By Steve Rubenstein via SFGate

They were giving away what’s left of the old Bay Bridge in Oakland on Friday, as long as you wanted a lot of it and didn’t have anything against rust.

On top of that, you had to be an artist and not just any kind of artist but the kind of artist with a flatbed truck.

The free steel is in the form of large beams and struts from the dismantled eastern half of the Bay Bridge. Most of the old bridge has already been shipped off to scrapyards in Asia. But Caltrans held back a few choice pieces — about 450 tons worth — with the idea of giving them to sculptors who promise to turn them into public works of art.

And Friday was pickup day for the artists at the Caltrans yard at the eastern end of the bridge. Two artists, each with a truck, showed up and both were excited as anyone getting tons of free stuff could be.

“I love metal,” said conceptual artist Katy Boynton of San Francisco, who said her concept for her 33 tons of it was to remove the rust, paint it gray and install it next year at Pier 3 in San Francisco to separate a parking lot from a pedestrian walkway. Art is where you find it, she said, and sometimes you find it in parking lots.

“We’re utilizing the metal for public safety,” Boynton said.

More tons of her free steel will go to make a giant wind chime that, she said, will tinkle in a strong breeze. And she has also pledged to install a bunch of signs telling passersby on the San Francisco waterfront that the parking lot barriers and the wind chime used to be part of that big bridge over there — the gray one, not the orange one.

Last December, Boyton got the good news that she had been picked from among 50 applicants to get the steel. No one had ever given her that much of anything before, especially not the government.

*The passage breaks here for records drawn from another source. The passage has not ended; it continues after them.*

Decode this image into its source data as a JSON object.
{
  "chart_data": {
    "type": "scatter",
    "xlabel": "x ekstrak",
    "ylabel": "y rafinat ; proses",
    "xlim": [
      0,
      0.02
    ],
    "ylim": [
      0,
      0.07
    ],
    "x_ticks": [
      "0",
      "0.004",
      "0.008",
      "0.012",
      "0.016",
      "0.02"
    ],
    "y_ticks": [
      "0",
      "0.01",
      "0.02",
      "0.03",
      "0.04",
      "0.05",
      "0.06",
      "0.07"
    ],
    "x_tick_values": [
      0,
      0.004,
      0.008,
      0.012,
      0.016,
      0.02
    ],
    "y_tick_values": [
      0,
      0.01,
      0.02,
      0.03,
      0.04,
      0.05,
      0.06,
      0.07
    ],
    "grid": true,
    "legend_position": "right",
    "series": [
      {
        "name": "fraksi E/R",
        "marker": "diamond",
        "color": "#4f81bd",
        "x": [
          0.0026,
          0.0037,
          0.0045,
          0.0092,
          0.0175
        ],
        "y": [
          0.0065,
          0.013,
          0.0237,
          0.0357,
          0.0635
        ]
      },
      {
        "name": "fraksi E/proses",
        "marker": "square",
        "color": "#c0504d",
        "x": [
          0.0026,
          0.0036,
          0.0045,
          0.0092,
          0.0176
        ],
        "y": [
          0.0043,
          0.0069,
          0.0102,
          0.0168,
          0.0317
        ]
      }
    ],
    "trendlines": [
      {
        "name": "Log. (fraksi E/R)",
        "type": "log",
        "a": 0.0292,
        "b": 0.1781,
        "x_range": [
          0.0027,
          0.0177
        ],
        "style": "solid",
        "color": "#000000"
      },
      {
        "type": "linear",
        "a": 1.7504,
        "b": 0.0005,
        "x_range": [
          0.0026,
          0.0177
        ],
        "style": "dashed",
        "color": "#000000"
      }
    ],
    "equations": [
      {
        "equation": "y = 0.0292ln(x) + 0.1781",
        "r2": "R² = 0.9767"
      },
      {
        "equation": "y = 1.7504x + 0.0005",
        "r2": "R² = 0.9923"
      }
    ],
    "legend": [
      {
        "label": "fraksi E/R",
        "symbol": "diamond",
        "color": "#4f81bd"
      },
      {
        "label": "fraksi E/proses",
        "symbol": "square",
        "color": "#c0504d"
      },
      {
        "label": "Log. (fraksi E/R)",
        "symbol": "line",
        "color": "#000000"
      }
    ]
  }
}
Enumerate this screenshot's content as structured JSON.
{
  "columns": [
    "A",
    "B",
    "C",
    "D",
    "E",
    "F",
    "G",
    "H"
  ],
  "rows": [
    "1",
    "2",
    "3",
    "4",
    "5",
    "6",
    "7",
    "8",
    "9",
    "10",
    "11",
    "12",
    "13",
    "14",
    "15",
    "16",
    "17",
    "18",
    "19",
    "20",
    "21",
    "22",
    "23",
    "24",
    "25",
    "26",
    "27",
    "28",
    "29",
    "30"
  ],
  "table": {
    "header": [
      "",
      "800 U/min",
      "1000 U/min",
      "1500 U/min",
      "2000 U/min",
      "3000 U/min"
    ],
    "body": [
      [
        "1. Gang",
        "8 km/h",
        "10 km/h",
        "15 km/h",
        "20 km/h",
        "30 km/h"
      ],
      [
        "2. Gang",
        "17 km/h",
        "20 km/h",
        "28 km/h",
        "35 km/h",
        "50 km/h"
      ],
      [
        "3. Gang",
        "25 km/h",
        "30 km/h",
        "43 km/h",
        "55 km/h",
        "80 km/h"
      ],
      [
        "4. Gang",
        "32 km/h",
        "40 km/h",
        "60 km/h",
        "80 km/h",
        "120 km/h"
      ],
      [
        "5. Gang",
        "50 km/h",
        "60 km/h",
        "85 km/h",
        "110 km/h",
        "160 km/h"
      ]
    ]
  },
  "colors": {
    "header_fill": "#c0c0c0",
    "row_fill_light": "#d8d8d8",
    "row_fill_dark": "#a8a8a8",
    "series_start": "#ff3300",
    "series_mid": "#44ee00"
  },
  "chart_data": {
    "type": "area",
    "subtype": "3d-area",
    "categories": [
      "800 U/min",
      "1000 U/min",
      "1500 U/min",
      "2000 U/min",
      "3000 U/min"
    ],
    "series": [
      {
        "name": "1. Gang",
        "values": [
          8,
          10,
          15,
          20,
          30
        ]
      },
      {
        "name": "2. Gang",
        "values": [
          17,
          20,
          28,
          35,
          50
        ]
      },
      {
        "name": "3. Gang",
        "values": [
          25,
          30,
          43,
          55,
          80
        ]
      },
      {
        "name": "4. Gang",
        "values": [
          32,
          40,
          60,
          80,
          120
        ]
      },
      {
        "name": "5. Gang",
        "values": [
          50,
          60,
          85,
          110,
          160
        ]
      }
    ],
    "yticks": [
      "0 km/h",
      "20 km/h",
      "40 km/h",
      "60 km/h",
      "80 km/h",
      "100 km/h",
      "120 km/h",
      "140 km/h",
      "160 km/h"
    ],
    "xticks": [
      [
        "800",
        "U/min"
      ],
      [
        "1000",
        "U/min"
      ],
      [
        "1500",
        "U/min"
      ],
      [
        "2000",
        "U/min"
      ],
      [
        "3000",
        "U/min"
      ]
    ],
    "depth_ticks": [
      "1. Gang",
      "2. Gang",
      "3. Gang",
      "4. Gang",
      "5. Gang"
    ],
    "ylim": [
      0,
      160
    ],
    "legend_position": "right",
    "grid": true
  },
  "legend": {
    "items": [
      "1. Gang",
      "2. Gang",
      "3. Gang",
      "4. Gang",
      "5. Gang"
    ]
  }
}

“Oh my God,” she said. “What a surprise. What a great present. I’m happy as can be.”

Also happy as can be was artist Tom Loughlin, who dropped by with a truck to pick up three giant trusses — 36 tons worth. He plans to cut them up into 14 large wedges and reassemble them into a 25-foot-wide Stonehenge-like thing as part of the renovation of Treasure Island.

He’s pretty sure the 14 wedges will fit together to make the Stonehenge. He made a model of it on his kitchen table, using bits of paper which, he acknowledged, are lighter and smaller than the 36 tons of steel he picked up Friday.

“I think I got the geometry right,” Loughlin said. “I’m hoping for the best. Anyway, I’ve got a great new thing to play with.”

Caltrans said toll payers on the bridge, who were the ones who had actually bought the steel way back when, were getting a good deal by giving it away to artists instead of selling it for scrap, at $160 a ton. Senior Caltrans engineer Darryl Schram said it would be “rewarding” for the public to see the old bridge turn up around the Bay Area in the form of arty things like barriers, benches, sculptures and Stonehenges.

“And it’s a relief to see it go,” he added, in the manner of any homeowner cleaning out a garage full of junk, as Loughlin’s truck full of steel rolled away from the Caltrans yard and off to its new life.